Teori feminis sastra berhubungan dengan bagaimana kedudukan perempuan
dalam karya sastra, utamanya karya satra novel. Hal ini didukung oleh pendapat
Sugihastuti dan Suharto (2010:15-16) bahwa dasar pemikiran dalam penelitian sastra
berperspektif feminis adalah upaya pemahaman kedudukan dan peran perempuan
seperti tercermin dalam karya sastra. Pertama, kedudukan dan peran para tokoh
perempuan dalam karya sastra Indonesia menunjukkan masih didominasi oleh lakilaki. Dengan demikian, upaya pemahamannya merupakan keharusan untuk
mengetahui ketimpangan gender dalam karya sastra, seperti terlihat dalam realitas
sehari-hari masyarakat. Kedua, dari resepsi pembaca karya sastra Indonesia, secara
sepintas terlihat bahwa para tokoh perempuan dalam karya sastra Indonesia tertinggal
dari laki-laki, misalnya dalam hal latar sosial pendidikannya, pekerjaannya, perannya
dalam masyarakat, dan pendeknya derajat mereka sebagai bagian integral dan
susunan masyarakat. Ketiga, masih adanya resepsi pembaca karya sastra Indonesia
yang menunjukkan bahwa hubungan antara laki-laki dan perempuan hanyalah
merupakan hubungan yang didasarkan pada pertimbangan biologis dan sosialekonomis semata-mata. Keempat, penelitian sastra telah melahirkan banyak
perubahan analisis dan metodologinya, salah satunya adalah penelitian sastra yang
berperspektif feminis. Kelima, banyak pembaca yang menganggap bahwa peran dan
kedudukan perempuan lebih rendah daripada laki-laki seperti nyata diresepsi dari
karya sastra Indonesia.
Tuloli (2000:85) mengemukakan bahwa perkembangan paham feminis dalam
budaya Barat di Inggris dan Amerika, berkisar tahun 1960-an. Tujuan inti adalah
meningkatkan kedudukan dan derajat perempuan (wanita) agar sama atau sejajar
dengan kedudukan serta derajat laki-laki. Julia Kristeva mengemukakan bahwa
Feminis merupakan gerakan yang dilakukan oleh kaum wanita untuk menolak segala
sesuatu yang dimarginalisasikan, disubordinasikan, dan direndahkan oleh kebudayaan
yang dominan.
Baik dalam tataran politik, ekonomi, maupun kehidupan sosial
lainnya (Syuropati dan Agustina Soebachman, 2012:115). Menurut Sugihastuti dan
Suharto (2010:6) bahwa kritik sastra feminis menawarkan pandangan bahwa para
pembaca perempuan dan kritikus perempuan membawa persepsi, pengertian, dan
dugaan yang berbeda pada pengalaman membaca karya sastra apabila dibandingkan
dengan laki-laki.
Humm (Wiyatmi, 2012:10) mengatakan bahwa feminisme menggabungkan
doktrin persamaan hak bagi perempuan yang menjadi gerakan yang terorganisasi
untuk mencapai hak asasi perempuan, dengan sebuah ideologi transformasi sosial
yang bertujuan untuk menciptakan dunia bagi perempuan. Selanjutnya Humm
menyatakan bahwa feminisme merupakan ideologi pembebasan perempuan dengan
keyakinan bahwa perempuan mengalami ketidakadilan karena jenis kelaminnya.

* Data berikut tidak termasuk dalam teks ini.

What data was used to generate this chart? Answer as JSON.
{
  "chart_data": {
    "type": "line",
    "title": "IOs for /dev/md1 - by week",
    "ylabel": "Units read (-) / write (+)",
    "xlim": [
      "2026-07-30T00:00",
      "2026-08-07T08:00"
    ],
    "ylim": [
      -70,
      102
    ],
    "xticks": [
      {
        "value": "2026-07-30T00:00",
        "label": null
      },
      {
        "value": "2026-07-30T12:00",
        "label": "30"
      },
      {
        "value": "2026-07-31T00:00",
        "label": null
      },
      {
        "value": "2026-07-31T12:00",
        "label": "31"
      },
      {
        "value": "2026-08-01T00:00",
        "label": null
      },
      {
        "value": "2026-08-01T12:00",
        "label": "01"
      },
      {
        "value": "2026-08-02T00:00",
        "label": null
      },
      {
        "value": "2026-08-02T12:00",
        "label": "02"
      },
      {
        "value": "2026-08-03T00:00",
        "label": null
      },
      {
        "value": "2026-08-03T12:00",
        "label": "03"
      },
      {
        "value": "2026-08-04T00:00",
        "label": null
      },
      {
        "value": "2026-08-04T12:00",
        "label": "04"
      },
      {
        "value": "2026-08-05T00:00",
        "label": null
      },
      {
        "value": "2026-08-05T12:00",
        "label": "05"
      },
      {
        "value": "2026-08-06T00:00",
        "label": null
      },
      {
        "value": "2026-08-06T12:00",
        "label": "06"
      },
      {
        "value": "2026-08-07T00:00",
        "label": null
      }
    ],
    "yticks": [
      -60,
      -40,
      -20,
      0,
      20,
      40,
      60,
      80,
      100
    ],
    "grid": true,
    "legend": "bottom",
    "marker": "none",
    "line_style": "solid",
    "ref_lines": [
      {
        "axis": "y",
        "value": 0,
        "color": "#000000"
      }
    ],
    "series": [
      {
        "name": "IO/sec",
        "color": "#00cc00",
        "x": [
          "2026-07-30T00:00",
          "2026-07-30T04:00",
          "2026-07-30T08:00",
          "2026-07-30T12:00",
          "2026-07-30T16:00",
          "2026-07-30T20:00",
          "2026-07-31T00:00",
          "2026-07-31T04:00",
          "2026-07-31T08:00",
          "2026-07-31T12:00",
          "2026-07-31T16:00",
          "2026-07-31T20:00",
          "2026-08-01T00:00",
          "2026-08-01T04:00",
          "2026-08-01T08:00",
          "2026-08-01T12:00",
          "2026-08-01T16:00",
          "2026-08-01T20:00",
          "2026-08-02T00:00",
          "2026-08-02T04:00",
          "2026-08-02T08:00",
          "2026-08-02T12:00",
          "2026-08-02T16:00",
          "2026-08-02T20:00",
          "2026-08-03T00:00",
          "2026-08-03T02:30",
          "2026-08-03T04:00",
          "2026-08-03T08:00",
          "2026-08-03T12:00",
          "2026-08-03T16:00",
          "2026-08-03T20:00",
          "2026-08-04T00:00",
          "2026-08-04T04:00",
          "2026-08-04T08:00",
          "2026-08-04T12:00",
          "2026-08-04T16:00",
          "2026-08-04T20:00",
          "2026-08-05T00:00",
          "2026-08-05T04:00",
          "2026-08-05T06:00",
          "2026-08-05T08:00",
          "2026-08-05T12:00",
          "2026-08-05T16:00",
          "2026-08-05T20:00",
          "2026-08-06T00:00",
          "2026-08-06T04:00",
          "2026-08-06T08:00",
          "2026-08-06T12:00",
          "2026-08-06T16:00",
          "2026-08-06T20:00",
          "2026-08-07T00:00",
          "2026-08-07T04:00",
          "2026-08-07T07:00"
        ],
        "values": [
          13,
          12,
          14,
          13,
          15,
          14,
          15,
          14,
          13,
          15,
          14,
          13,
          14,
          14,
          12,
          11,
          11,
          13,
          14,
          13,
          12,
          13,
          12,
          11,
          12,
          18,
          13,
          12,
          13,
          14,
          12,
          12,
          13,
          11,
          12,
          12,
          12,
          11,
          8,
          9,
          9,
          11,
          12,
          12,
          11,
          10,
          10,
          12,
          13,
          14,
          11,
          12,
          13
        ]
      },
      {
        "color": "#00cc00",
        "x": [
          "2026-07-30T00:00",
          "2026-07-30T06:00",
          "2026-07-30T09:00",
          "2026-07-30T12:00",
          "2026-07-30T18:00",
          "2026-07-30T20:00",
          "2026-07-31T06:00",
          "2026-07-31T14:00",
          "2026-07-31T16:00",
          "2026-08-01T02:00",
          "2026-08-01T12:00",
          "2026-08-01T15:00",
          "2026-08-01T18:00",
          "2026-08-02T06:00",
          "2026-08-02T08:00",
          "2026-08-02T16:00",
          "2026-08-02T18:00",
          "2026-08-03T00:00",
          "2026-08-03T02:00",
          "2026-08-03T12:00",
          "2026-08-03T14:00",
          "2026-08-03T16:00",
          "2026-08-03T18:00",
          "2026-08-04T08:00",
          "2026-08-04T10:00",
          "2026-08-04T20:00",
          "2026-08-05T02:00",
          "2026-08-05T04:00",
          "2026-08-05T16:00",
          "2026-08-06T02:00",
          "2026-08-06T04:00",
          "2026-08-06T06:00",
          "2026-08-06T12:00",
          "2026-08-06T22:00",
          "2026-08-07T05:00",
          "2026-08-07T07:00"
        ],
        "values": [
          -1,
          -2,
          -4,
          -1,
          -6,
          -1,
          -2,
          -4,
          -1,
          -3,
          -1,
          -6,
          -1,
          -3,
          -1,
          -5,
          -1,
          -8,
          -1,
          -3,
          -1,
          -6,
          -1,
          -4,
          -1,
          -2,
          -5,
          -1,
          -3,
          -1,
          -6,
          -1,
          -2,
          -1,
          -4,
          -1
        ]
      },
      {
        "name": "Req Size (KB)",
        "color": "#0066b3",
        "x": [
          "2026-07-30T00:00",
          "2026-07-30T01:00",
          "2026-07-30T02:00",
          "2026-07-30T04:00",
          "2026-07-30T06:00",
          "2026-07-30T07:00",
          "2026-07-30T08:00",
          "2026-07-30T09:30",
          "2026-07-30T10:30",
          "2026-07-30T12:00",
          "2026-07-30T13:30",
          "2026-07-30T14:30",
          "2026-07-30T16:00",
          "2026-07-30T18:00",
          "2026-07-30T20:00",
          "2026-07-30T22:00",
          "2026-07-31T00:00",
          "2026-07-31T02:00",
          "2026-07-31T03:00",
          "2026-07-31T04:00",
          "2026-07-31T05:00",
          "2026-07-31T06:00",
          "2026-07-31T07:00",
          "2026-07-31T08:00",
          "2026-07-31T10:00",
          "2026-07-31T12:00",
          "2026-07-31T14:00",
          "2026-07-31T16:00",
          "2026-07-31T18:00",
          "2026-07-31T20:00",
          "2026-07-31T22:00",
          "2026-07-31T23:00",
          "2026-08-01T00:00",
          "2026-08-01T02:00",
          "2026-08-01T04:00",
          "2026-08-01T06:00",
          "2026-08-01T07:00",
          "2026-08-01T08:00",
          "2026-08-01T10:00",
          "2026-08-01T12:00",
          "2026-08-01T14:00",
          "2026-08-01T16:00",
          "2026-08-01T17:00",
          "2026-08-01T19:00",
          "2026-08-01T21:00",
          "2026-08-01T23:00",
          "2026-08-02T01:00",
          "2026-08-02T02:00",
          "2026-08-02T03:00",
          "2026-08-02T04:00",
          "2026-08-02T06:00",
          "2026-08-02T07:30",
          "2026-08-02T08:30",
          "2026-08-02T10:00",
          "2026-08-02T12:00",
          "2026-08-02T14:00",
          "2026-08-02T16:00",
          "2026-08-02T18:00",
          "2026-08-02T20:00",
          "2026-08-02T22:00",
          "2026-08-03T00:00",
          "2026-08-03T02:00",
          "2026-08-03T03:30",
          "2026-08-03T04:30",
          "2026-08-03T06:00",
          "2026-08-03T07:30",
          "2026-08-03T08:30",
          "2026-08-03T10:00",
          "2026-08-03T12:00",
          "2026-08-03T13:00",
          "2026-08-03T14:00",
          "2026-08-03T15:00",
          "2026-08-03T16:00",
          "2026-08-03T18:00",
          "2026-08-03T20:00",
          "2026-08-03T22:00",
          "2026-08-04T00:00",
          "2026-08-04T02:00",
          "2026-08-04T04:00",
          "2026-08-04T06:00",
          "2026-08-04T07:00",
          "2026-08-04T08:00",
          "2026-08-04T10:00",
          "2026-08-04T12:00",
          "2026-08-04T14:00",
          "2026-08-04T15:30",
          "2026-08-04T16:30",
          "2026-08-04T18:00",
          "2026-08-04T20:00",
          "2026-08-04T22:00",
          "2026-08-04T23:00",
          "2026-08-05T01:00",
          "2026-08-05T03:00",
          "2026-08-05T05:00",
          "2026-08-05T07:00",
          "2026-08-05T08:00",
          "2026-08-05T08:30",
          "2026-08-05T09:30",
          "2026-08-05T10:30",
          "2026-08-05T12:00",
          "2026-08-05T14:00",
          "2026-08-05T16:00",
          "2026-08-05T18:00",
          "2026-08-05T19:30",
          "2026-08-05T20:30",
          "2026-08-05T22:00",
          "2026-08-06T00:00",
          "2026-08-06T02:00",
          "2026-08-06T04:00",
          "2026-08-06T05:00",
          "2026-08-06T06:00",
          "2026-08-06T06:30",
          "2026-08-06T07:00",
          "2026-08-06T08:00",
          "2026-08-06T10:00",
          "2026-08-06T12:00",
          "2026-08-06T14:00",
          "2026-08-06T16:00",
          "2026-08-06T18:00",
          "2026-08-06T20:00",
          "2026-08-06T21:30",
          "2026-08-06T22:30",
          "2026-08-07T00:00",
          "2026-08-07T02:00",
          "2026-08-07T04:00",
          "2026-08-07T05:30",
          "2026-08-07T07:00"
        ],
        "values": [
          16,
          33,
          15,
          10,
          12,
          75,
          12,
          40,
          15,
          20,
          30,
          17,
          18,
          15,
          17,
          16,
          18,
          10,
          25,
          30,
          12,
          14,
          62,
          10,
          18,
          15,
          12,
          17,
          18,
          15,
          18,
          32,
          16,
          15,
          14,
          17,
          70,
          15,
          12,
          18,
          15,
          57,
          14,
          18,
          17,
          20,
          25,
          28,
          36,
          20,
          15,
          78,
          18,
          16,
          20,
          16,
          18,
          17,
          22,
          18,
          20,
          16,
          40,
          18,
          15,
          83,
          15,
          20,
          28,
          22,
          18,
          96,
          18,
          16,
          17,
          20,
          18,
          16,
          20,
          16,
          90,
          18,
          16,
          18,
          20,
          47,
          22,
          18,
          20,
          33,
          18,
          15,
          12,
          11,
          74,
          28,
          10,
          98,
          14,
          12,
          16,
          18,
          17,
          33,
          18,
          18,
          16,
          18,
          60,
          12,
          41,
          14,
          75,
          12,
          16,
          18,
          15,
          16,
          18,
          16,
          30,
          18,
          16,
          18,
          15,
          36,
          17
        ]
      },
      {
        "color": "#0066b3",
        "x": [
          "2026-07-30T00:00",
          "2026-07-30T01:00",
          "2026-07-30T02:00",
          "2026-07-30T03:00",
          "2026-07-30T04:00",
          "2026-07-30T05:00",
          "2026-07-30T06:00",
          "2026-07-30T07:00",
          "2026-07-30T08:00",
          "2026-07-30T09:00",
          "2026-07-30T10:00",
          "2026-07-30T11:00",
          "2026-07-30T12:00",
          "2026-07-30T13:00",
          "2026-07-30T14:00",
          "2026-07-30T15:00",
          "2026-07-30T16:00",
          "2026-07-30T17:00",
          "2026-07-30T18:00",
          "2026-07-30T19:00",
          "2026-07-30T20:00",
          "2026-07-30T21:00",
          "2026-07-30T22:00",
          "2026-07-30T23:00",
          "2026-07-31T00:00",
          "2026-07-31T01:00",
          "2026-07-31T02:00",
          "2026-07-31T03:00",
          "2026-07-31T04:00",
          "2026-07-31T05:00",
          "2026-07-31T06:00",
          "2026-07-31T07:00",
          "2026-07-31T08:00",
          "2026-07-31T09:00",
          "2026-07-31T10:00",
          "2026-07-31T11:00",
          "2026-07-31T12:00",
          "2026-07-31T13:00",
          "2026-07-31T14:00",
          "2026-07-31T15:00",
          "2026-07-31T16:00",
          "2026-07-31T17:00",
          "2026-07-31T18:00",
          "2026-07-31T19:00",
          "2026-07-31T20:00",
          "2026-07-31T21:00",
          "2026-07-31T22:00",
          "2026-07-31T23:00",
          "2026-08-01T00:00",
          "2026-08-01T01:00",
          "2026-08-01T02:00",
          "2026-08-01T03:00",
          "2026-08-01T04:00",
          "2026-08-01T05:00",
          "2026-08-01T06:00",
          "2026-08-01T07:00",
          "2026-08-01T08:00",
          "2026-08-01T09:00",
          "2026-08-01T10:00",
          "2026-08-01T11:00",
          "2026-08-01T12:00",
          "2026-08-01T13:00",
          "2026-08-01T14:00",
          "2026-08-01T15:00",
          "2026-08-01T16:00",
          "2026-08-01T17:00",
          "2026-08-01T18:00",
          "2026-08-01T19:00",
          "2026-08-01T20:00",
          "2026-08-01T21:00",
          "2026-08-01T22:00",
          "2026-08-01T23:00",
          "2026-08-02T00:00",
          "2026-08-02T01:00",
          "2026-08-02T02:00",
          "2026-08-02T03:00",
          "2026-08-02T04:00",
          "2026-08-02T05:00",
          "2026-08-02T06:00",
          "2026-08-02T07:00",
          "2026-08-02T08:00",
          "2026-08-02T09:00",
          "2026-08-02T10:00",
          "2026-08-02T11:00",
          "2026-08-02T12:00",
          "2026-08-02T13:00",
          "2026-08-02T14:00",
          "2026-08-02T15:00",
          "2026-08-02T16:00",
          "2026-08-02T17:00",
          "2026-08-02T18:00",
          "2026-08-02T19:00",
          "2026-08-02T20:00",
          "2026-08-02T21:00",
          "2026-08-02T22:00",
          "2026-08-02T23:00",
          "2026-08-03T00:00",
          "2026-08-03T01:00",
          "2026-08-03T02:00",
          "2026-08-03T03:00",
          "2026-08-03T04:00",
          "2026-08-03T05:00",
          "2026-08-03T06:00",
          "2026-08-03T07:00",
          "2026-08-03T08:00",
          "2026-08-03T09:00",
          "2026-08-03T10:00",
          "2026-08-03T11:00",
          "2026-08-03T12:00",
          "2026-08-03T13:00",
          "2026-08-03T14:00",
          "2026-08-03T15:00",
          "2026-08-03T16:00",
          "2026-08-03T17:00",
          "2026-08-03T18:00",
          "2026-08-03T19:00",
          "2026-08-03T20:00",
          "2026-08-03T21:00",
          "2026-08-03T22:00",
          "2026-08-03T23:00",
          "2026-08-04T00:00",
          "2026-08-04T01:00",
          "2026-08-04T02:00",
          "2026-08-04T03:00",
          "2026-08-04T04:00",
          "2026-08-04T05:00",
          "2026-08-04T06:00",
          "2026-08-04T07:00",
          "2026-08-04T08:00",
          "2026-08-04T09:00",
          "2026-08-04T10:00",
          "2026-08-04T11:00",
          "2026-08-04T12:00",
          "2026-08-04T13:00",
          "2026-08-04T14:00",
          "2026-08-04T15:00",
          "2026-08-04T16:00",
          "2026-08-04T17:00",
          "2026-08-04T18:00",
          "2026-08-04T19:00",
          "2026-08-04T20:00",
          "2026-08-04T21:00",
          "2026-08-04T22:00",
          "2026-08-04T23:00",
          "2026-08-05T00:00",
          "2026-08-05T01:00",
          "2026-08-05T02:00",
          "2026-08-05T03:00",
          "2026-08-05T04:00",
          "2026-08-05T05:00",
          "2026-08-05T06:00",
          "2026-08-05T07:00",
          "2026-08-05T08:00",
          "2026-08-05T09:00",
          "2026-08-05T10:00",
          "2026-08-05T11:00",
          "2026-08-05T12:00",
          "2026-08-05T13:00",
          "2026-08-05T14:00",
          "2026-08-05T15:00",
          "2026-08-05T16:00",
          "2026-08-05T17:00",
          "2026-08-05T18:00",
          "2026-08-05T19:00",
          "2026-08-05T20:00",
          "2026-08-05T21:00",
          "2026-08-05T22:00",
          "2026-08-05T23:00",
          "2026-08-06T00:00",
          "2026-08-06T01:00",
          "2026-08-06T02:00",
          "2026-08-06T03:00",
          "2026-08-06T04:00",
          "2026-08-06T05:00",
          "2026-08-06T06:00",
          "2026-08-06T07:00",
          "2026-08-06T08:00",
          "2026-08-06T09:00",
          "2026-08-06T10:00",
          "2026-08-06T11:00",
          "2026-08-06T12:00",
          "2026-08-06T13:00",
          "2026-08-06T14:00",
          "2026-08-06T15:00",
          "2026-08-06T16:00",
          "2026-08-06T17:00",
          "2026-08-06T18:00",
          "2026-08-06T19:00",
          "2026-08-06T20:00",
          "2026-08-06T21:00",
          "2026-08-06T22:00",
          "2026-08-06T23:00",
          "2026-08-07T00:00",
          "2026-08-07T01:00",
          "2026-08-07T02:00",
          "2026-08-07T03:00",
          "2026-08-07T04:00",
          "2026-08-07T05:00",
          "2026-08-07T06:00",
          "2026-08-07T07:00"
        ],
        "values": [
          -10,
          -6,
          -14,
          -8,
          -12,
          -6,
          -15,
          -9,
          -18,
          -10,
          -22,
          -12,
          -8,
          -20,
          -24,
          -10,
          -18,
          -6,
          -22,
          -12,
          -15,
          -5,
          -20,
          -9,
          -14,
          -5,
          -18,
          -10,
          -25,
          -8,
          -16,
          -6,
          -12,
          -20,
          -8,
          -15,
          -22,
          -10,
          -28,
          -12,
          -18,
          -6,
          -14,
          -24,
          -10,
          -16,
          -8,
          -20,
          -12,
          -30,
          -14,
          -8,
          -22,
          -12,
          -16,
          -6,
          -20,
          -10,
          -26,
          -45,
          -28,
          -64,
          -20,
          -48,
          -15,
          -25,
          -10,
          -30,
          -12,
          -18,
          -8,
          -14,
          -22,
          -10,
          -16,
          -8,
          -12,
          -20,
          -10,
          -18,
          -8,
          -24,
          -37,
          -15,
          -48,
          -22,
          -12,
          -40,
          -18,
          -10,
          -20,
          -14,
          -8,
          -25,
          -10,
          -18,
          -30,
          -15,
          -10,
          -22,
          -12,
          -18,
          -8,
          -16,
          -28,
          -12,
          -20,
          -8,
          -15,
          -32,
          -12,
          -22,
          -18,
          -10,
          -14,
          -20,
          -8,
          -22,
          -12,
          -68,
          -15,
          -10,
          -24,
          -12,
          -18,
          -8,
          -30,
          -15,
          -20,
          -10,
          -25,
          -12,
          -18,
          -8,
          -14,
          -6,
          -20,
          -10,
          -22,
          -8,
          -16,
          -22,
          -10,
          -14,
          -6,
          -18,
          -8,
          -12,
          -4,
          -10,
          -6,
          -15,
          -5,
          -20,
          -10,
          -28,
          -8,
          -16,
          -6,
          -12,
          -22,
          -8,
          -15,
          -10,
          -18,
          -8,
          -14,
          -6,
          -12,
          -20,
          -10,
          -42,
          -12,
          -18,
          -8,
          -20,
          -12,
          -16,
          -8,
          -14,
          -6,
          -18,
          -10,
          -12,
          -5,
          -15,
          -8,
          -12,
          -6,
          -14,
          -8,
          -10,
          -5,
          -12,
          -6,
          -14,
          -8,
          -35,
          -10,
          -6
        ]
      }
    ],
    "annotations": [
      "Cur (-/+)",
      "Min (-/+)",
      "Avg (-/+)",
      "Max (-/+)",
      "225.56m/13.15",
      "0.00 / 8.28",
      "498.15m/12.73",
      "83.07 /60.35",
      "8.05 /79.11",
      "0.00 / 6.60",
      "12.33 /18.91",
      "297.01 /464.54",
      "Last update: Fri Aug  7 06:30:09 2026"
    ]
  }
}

Ruthven (Wiyatmi, 2012:10) menyatakan bahwa pemikiran dan gerakan
feminisme lahir untuk mengakhiri dominasi laki-laki terhadap perempuan yang
terjadi dalam masyarakat. Homzah (2010:5) menyatakan bahwa Feminisme adalah
gerakan pembebasan perempuan yang mengupayakan transformasi bagi satu pranata
sosial yang secara jender lebih egaliter.

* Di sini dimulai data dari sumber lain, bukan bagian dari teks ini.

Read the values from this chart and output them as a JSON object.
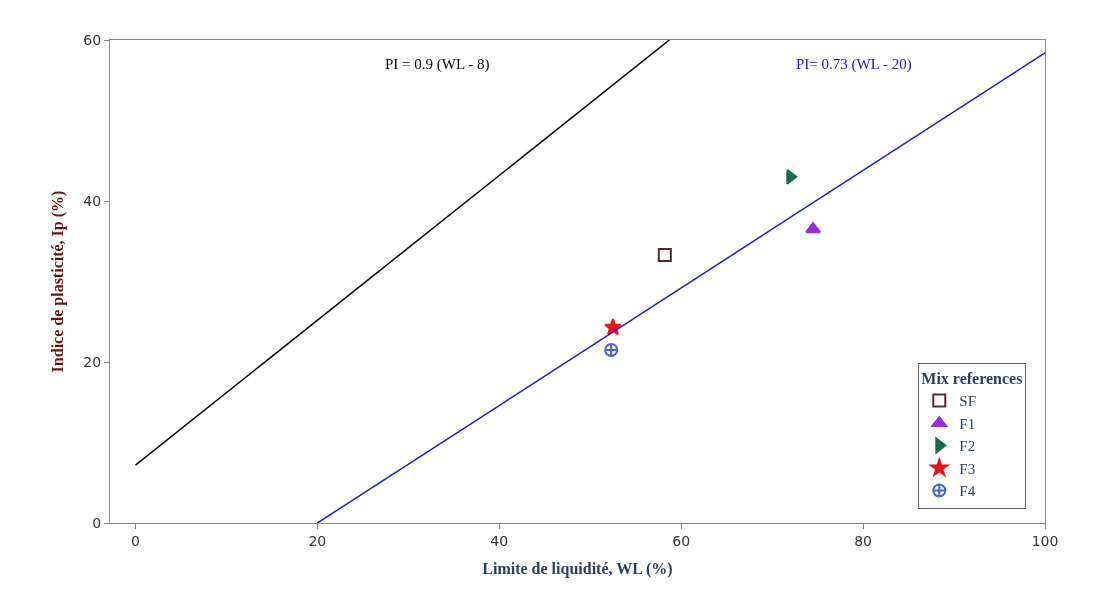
{
  "chart_data": {
    "type": "scatter",
    "xlabel": "Limite de liquidité, WL (%)",
    "ylabel": "Indice de plasticité, Ip (%)",
    "legend_title": "Mix references",
    "legend": "bottom right",
    "xlim": [
      -2.8,
      100
    ],
    "xticks": [
      0,
      20,
      40,
      60,
      80,
      100
    ],
    "ylim": [
      0,
      60
    ],
    "yticks": [
      0,
      20,
      40,
      60
    ],
    "series": [
      {
        "name": "SF",
        "color": "#5c2a2a",
        "marker": "square-open",
        "x": [
          58.2
        ],
        "values": [
          33.3
        ]
      },
      {
        "name": "F1",
        "color": "#9a2fd0",
        "marker": "triangle-up",
        "x": [
          74.5
        ],
        "values": [
          36.5
        ]
      },
      {
        "name": "F2",
        "color": "#1b6b48",
        "marker": "triangle-right",
        "x": [
          72
        ],
        "values": [
          43
        ]
      },
      {
        "name": "F3",
        "color": "#e01818",
        "marker": "star",
        "x": [
          52.5
        ],
        "values": [
          24.3
        ]
      },
      {
        "name": "F4",
        "color": "#4a63c8",
        "marker": "cross",
        "x": [
          52.3
        ],
        "values": [
          21.5
        ]
      },
      {
        "type": "line",
        "color": "#000000",
        "x": [
          0,
          58.7
        ],
        "values": [
          7.2,
          60
        ]
      },
      {
        "type": "line",
        "color": "#1f22b0",
        "x": [
          20,
          100
        ],
        "values": [
          0,
          58.4
        ]
      }
    ],
    "annotations": [
      "PI = 0.9 (WL - 8)",
      "PI= 0.73 (WL - 20)"
    ]
  }
}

Dari pendapat-pendapat yang dikemukakan oleh para ahli di atas maka dapat
disimpulkan bahwa feminisme adalah teori tentang persamaan hak antara laki-laki
dan perempuan disegala bidang yang di dalamnya terdapat gerakan yang terorganisasi
untuk mencapai hak asasi perempuan dan mengakhiri dominasi laki-laki.
Jadi dalam penelitian ini teori feminisme sastra diterapkan untuk melihat
kedudukan perempuan dalam novel Lintang Kemukus Dini Hari karya Ahmad Tohari
yang mengalami berbagai bentuk diskriminasi.